Will interest rates fall in 2023? Forbes Australia advisor

After starting 2022 at just 0.1%, the official cash rate is now 2.6%. Since the RBA started Cash rate hike In May 2022, there were six interest rate increases this year, totaling 2.5%.

The increases came even though RBA Governor Dr Philip Lowe gave guidance during the Covid-19 pandemic that official interest rates were unlikely to rise until 2024.

Consequently, along with an extended period of record low interest rates, many Australians have borrowed heavily, and taken out large mortgages to counteract the surge. house prices. As a result, many may now begin to experiment Mortgage stress.

so what happened?

ForbesAdvisor asked three senior economists why prices started rising earlier than expected, whether they will continue to rise, what will stop the increases and when they might start to fall.

Why are interest rates rising?

Nikki Hetley, independent economist and economic advisor, Alexis Gray, chief economist for Asia Pacific at Vanguard, and Sarah Hunter, chief economist and partner at KPMG all agree that the RBA is raising interest rates to quell rising inflation.

As Ms. Gray explains, there are three main factors that contribute to high inflation:

  • Suppressed demand as consumers spend what they saved during Covid-19.
  • A change in spending habits with increased appetite for physical goods that suppliers struggle to meet.
  • The Ukrainian-Russian conflict, which affected the production of many commodities as well as supply chains due to oil and gas supply restrictions.

Of these, Hunter says they are the first two that the RBA is particularly interested in. “Effectively, we have a mismatch between domestic demand and supply capacity and that generates inflationary pressures,” she says.

Gray says both headline and core inflation have already crossed 6%, well above the RBA’s 2% to 3% target range to keep supply and demand in balance.

The reason why raising interest rates is such an effective tool in lowering inflation is that it affects most Australians.

“Interest rates affect every loan across the economy, be it Mortgage or a business loans. “Higher rates make servicing your loan more expensive, and therefore lower costs in other areas,” Gray says. She adds that even for those without debt, higher interest rates send a signal to be more careful about spending money.

This year’s rate hikes felt like a shock because interest rates have been so low for so long. The last time the Reserve Bank of Australia raised interest rates was in 2010 and the last time interest rates rose so quickly in such a short period was in 1994.

“It’s important to remember that rates were at historic lows, and once the economy looked relatively strong after Covid-19, there was always a normalization of rates. The big question was how far and how they would go up, not whether rates would go up, Hotele says. .

Ms Hunter agrees: “This is not a cycle we are so used to these days, but if you look at the historical record, it is not uncommon.”

Will they keep going up?

The three economists agree that The hikes will continue. They expect the Reserve Bank of Australia to raise rates after its November 1 and December 6 board meetings.

Hunter expects two more increases of 25 basis points, which means the cash rate will end the year at 3.1%.

As for where to go from there, Gray says the liquidity ratio will eventually reach 3.5% to 4% over the next several months.

What needs to happen for interest rates to fall?

For interest rates to start falling, not only will inflation need to head towards 2% to 3%, but Ms. Hutley says unemployment has to rise and the economy is weakening.

With the expectation of the United States and Europe falling into Recession And slower growth in Australia’s main trading partner, China, the impact of global economic conditions will also play a role.

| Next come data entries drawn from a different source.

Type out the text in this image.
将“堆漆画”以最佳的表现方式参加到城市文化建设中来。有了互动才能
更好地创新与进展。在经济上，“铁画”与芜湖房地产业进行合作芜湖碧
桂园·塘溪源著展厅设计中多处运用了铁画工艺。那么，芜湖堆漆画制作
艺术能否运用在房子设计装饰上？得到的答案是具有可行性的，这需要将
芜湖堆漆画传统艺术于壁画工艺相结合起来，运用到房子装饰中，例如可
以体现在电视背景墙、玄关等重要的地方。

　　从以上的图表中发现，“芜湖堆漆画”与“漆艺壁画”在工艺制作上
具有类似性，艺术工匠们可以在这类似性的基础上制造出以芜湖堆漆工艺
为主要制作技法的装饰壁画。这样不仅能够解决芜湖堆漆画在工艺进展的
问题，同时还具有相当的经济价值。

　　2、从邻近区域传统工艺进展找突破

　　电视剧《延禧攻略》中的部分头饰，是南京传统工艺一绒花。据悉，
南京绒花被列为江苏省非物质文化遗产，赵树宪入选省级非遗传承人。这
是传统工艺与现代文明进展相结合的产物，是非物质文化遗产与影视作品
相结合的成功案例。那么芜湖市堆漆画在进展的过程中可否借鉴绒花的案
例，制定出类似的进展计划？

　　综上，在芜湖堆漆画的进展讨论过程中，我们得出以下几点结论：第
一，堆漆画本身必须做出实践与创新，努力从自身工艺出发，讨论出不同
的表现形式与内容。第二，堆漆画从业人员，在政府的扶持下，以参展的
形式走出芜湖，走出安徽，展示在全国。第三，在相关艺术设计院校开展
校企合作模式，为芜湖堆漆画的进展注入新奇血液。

Whether or not the magnitude and pace of the recent interest rate hike combined with the global slowdown could push Australia into a technical recession, which is the equivalent of two consecutive quarters of negative growth. The subject of much discussion.

As Hunter explains, the RBA is “attempting to engineer a smooth landing, as a result of Goldilocks’ evasion”.

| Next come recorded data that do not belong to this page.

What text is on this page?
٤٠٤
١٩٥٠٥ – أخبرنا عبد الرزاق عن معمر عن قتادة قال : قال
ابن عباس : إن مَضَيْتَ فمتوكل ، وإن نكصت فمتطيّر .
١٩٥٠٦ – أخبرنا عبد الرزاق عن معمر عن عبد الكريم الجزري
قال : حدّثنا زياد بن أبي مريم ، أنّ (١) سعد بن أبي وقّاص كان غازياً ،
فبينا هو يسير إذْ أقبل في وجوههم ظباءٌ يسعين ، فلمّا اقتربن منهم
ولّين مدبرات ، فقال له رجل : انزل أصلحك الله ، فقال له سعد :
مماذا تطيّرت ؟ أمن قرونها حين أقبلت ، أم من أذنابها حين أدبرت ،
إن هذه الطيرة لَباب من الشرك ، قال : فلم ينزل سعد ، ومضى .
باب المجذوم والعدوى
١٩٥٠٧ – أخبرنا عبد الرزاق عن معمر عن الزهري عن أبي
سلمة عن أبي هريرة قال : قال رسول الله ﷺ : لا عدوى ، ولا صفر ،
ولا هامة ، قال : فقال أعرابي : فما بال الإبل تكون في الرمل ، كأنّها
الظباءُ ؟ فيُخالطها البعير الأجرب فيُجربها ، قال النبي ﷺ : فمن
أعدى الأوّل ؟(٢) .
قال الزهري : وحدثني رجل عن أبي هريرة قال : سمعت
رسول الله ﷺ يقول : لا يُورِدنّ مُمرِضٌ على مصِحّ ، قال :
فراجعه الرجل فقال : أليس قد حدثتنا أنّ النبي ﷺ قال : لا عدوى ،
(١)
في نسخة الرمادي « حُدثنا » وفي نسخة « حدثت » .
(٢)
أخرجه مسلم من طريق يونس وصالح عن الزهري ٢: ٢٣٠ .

“Here we have some relatively useful fundamentals that mean that the result of slowing down and not going back seems achievable,” she adds.

Ms Gray is less optimistic, putting the probability of Australia avoiding a recession over the next two years at 45%, while Ms Hetley puts the risk that Australia will experience at least a quarter of negative growth in 2023 at “above 50%”. “If we end up in a recession, rates will drop more quickly,” she adds.

The big question is when?

Ms. Gray says conventional wisdom is that interest rate movements take about two years to travel through the economy, and Ms. Hottley says wage savings are not.

Significant increase across the economy, the Reserve Bank of Australia could begin discussing a rate cut in mid-2023.

But according to Ms Hunter, whether the first rate cut will come in late 2023 or the first half of 2024 will depend on whether there are any unexpected economic shocks on the horizon.

How low will prices go?

When interest rates start to fall, they are unlikely to fall to the lows Australians have been accustomed to in recent years.

Hotelly says the current 2.6% “may be close to neutral” while Hunter puts the neutral rate at 2.5% to 3% and Ms. Gray at around 3%.

“As a mortgage holder, I would like to get interest rates at 0%, but that means the economy is completely stagnant – we were only there when there was a big crisis, so we really hope we don’t go back there.” Gray says.